Song: Die Moldau by Smetana. This is an astoundingly beautiful piece of classical music. And I figure since I run along Die damn Moldau (The German name for the Vltava River) every day, I might as well listen to it in symphonic form.
She mocks me as I run, too. Always. On a hot day such as today, she just drifts along all cool and refreshing, looking like the backdrop in a beer commercial. During my winter runs she makes my jogs over the bridges bone chilling. Sometimes she floods and makes parts of my run impossible.
She is a bitch. But it’s possible I am just cranky.
Minute 25
Bertha says, “25 minutes. You have run 2.2 miles. Your average speed is 11 minutes and 21 seconds per mile.”
I can almost hear her laughing at me.
My reaction: “Oh Bertha, I find it highly unlikely that I have gone .1 mile in the last 5 minutes. Isn’t there a chance you are f*cking with me?”

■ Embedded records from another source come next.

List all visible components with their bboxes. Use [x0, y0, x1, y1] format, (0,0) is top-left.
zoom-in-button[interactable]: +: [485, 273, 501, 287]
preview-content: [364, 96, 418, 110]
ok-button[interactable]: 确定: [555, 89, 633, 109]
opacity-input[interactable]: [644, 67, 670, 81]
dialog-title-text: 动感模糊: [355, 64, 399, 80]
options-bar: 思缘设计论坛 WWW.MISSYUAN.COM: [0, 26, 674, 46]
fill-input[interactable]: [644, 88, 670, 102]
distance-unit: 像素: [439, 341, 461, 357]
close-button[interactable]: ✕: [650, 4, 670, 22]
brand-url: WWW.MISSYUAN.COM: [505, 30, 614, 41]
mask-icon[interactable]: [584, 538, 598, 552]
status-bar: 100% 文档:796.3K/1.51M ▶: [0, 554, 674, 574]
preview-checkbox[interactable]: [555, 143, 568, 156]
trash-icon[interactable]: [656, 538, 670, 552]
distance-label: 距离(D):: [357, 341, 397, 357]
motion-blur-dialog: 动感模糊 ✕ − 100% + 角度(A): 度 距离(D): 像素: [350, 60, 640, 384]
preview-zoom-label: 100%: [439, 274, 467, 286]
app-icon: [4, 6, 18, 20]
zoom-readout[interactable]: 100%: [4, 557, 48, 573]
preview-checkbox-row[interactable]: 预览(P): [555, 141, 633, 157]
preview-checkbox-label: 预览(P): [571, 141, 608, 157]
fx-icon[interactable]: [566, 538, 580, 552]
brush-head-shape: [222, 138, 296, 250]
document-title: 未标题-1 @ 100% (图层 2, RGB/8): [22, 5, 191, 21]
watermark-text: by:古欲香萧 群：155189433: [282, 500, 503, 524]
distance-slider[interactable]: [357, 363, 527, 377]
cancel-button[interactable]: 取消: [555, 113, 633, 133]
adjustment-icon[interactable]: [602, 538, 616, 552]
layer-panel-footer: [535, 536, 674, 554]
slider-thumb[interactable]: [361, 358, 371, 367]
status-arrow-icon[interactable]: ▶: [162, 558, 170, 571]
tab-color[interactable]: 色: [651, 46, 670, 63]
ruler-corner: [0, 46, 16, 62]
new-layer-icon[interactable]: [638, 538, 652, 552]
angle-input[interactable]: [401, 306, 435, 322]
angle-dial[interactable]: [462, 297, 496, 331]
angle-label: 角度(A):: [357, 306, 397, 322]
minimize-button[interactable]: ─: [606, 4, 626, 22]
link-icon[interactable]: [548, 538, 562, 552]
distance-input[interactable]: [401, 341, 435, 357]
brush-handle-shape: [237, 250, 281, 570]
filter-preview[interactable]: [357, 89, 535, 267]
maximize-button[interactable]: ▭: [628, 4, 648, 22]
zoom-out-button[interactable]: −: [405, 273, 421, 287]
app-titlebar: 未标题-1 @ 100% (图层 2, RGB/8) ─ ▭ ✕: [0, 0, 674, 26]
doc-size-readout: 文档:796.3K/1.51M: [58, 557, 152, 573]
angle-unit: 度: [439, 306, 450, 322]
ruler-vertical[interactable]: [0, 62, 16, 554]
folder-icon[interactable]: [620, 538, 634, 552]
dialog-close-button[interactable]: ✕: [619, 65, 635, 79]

Song: Sympathy for the Devil by the Rolling Stones. If you don’t have this on your running playlist, get it on there now. There is no song that urges you forward, whether it’s the devil, the growing intensity, or you (hypothetically) pretend you’re actually Nicky Hopkins playing the piano.
Despite the good pace and good song, I am miffed at Bertha’s miscalculation and await her next update.
Minute 40
Bertha interrupts Tom Traubert’s Blues (Tom Waits) to inform me that I am at “Minute 40” and that I am holding steady at “2.2 miles” “My average pace,” she goes on to mention, is now at an incredible and corpse-like “18 minutes and 10 seconds per mile.”
I am not surprised by the update, for it is what she told me at minute 30, and at minute 35. She is obviously asleep on the job. I am disappointed with Bertha. But I love Tom Waits.
Minute 45 (three minutes after I finish my run)
I am walking up the hill to my flat, Paul Simon is singing about that rambunctious lad, Julio and their time at a schoolyard. My playlist was a good call, as I didn’t have to fumble for anything in a sweaty ball of pain. Plus, it was all the music I really wanted to hear with none of the crap in between.
However, technology has once again pissed me off and Bertha’s lackluster performance pretty much nixes out any chance I’ll use this Runkeeper again to calculate anything other than a walk to the bathroom.
As I reach the top of the hill Bertha chimes in one more time; I guess she’s done with her coffee break: “Minute 45, you have run 2.2 miles. You’re average pace is 20 minutes and 27 seconds per mile.”
I hate you, Bertha.
But I love running to music. Runners, what’s on your playlist?
#1 by Viťa on July 20, 2013 - 12:42 am
Hello Dame,
I use Runkeeper, but I disabled all the speaking and notices functions, as I know how slow i am going and I do not need some smartass with computerized voice to tell me.
But on my playlist, there is stuff I normally listen to. Floggin Molly, the Pogues, Sabaton, Reverend NortonHeat, Hugh Laurie, Cambridge University Jazz Orchestra..but mainly because I am too lazy to upload any new music into my smarts phone. When I am tired of all these, I just select radio and listen to that, for some morning news as well.
#2 by Damien Galeone on July 20, 2013 - 9:13 am
Thanks Vit! Hugh Laurie? Is it a comedy act?
#3 by Viťa on July 20, 2013 - 11:46 am
Nah, he is a great blues musician. Very humble as well, published 2 CDs already and in the booklet of the first one he admits openly, that given he is who he is he should not be playing blues at all, so the album is a tribute to all the bluesmen and women before him.
Oh, and this one`s for you: https://www.youtube.com/watch?v=wQynViAF6Ds
#4 by eddie on July 22, 2013 - 2:13 am
Way too hot to run right now in good ole PA but just put 10 random songs from the 80’s top 40 lists into your playlist. At least one of them and probably most of them will be the “montage” song from a movie where the underdogs kick the jock jerk offs asses.
#5 by simon on July 24, 2013 - 1:55 am
Use the runkeeper website to record your run history but use ismoothrun as the app on your phone, it actually works, unlike runkeeper app
#6 by Damien Galeone on July 24, 2013 - 8:22 am
Hey Simon – thanks a lot for the tip! I really am frustrated with that Runkeeper, I appreciate the effective alternative. I shall try it out on Friday. Thanks again.